That famous poet laureate of the ships and the sea, John Masefield, was born in 1878, a year after my grandmother. He set sail before the mast in big iron and steel British square-riggers. Rounded Cape Horn and hauled miles and miles of braces before heading ashore. His ships were much like our Barque PICTON CASTLE but MUCH larger. But I am sure he would see ships he knew our sweet 300 ton barque. All the old Cape Horners I used to know say as much.
He wrote some of the most evocative word images of ships and the sea. Here is just one to start with.

A wind’s in the heart of me, a fire’s in my heels,
I am tired of brick and stone and rumbling wagon-wheels;
I hunger for the sea’s edge, the limit of the land,
Where the wild old Atlantic is shouting on the sand.
Oh I’ll be going, leaving the noises of the street,
To where a lifting foresail-foot is yanking at the sheet;
To a windy, tossing anchorage where yawls and ketches ride,
Oh I’ll be going, going, until I meet the tide.
And first I’ll hear the sea-wind, the mewing of the gulls,
The clucking, sucking of the sea about the rusty hulls,
The songs at the capstan at the hooker warping out,
And then the heart of me’ll know I’m there or thereabout.
Oh I am sick of brick and stone, the heart of me is sick,
For windy green, unquiet sea, the realm of Moby Dick;
And I’ll be going, going, from the roaring of the wheels,
For a wind’s in the heart of me, a fire’s in my heels.
———————
Ships by John Masefield
(by Ted Miles, Assistant Reference Librarian) and deep sea schooner sailor, who was crew in the schooner ERNESTINA across the Atlantic from Africa to New England in 1982

Wanderer of Liverpool at anchor in San Francisco Bay, circa July 1892.
Photo by Thomas H. Wilton (B6 40,027nl)
John Masefield ( 1878-1967) started by joining the Training Ship Conway intending to be an officer in the British Merchant Navy at that time the largest in the world.
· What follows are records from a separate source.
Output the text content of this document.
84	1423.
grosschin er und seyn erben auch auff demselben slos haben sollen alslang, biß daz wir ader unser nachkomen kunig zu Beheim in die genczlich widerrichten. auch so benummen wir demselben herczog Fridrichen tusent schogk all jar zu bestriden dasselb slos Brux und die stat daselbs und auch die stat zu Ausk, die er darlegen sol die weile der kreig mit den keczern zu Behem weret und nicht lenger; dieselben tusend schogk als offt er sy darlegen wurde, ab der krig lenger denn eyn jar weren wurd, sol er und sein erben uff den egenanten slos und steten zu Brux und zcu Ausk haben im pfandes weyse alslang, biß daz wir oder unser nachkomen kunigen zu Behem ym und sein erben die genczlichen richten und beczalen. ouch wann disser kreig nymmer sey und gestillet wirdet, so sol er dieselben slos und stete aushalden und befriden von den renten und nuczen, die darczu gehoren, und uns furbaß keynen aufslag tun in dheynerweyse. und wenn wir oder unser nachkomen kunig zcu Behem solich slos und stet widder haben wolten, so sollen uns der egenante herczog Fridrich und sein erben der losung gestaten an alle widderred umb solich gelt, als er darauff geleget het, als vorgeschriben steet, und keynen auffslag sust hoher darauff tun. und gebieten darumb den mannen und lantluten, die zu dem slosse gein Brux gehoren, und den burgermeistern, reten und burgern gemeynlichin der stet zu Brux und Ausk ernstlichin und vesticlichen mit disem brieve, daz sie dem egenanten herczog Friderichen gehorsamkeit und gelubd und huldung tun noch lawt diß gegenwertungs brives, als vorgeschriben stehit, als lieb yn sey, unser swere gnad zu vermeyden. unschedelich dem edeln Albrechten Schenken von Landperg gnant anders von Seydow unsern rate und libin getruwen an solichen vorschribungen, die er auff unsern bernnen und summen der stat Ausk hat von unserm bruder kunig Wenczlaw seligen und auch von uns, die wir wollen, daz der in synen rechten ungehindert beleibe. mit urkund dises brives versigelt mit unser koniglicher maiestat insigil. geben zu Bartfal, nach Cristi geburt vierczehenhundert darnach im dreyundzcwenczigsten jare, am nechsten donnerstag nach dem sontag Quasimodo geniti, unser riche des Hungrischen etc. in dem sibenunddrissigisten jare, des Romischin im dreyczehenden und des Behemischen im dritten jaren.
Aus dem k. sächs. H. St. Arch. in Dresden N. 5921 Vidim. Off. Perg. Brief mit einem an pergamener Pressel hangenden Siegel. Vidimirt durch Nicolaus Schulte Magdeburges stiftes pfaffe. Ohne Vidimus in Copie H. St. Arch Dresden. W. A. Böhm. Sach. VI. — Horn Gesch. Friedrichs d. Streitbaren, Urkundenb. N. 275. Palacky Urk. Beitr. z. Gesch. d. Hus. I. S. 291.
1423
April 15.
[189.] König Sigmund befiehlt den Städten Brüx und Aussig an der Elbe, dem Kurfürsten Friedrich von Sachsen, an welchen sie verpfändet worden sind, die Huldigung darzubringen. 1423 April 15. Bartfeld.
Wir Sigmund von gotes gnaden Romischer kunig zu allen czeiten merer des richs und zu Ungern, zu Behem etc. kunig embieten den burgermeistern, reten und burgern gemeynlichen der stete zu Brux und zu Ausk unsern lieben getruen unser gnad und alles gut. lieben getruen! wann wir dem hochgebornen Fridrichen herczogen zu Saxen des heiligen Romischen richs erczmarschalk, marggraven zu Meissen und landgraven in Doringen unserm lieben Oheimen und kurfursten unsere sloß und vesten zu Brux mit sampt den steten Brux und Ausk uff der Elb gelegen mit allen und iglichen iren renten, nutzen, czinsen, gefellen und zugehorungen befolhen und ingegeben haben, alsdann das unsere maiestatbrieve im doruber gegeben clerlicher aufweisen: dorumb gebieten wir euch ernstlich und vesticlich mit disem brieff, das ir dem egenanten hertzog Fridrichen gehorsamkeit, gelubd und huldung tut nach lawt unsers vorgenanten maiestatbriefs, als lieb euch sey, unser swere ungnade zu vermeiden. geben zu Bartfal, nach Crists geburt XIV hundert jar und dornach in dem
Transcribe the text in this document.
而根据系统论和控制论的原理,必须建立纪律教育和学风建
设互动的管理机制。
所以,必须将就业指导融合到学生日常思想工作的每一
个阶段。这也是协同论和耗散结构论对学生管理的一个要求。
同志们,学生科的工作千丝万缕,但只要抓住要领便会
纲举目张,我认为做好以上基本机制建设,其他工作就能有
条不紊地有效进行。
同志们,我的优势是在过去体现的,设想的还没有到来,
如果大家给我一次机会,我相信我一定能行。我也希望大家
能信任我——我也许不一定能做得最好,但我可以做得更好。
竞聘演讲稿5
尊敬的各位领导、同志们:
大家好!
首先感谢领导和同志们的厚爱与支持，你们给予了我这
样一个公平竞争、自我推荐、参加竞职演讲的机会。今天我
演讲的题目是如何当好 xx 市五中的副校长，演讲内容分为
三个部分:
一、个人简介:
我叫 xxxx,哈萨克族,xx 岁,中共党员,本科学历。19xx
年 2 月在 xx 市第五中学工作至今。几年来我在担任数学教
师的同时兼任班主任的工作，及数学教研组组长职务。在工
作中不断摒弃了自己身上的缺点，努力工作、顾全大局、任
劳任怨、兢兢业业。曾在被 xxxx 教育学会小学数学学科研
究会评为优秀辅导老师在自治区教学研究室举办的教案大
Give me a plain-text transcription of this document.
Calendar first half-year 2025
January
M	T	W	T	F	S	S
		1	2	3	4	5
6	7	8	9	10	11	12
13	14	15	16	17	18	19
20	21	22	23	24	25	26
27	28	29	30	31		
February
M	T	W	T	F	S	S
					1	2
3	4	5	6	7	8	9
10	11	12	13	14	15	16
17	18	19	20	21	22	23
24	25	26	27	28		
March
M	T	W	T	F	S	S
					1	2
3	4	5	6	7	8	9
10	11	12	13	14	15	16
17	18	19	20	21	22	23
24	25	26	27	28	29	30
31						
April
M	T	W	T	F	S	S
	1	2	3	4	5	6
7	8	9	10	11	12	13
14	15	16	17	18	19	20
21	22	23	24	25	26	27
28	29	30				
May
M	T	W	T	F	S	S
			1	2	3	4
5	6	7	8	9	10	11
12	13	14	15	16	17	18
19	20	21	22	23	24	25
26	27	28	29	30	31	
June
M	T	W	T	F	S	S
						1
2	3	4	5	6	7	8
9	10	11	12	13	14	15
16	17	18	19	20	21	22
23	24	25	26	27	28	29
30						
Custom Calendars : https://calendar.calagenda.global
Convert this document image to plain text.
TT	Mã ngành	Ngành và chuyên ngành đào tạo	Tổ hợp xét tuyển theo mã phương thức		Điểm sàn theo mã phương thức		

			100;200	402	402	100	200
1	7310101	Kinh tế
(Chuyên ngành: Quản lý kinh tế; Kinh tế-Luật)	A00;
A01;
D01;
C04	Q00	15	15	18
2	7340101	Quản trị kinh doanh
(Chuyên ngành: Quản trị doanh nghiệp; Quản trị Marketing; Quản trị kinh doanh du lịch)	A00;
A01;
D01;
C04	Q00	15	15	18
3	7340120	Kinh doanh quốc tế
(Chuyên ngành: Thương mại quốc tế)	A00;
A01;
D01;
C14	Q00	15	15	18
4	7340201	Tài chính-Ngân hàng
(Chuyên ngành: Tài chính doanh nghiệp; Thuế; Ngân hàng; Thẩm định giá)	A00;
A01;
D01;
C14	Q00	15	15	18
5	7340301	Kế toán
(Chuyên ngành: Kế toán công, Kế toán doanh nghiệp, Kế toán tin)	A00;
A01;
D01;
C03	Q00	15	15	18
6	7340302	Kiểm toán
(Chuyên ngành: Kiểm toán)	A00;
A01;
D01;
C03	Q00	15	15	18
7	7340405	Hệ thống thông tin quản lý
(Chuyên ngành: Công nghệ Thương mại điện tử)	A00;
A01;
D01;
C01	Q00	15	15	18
After completing his schooling in 1894, he went to sea as an Apprentice in the Gilcruix (iron 4 mast ship, built 1883) and several other vessels; he had seen the famous and beautiful Wanderer (steel 4 mast bark, built 1890). He wrote a detailed biography of the vessel. But he had to abandon his sea career due to poor health. After a period of odd jobs he settled into a successful career of writing and lecturing in England and the United States.
But his early life at sea provided the creativity that produced Salt Water Ballads in 1902. And many of his sea poems also appeared in his Collected Poems in 1922 which sold over 80,000 copies.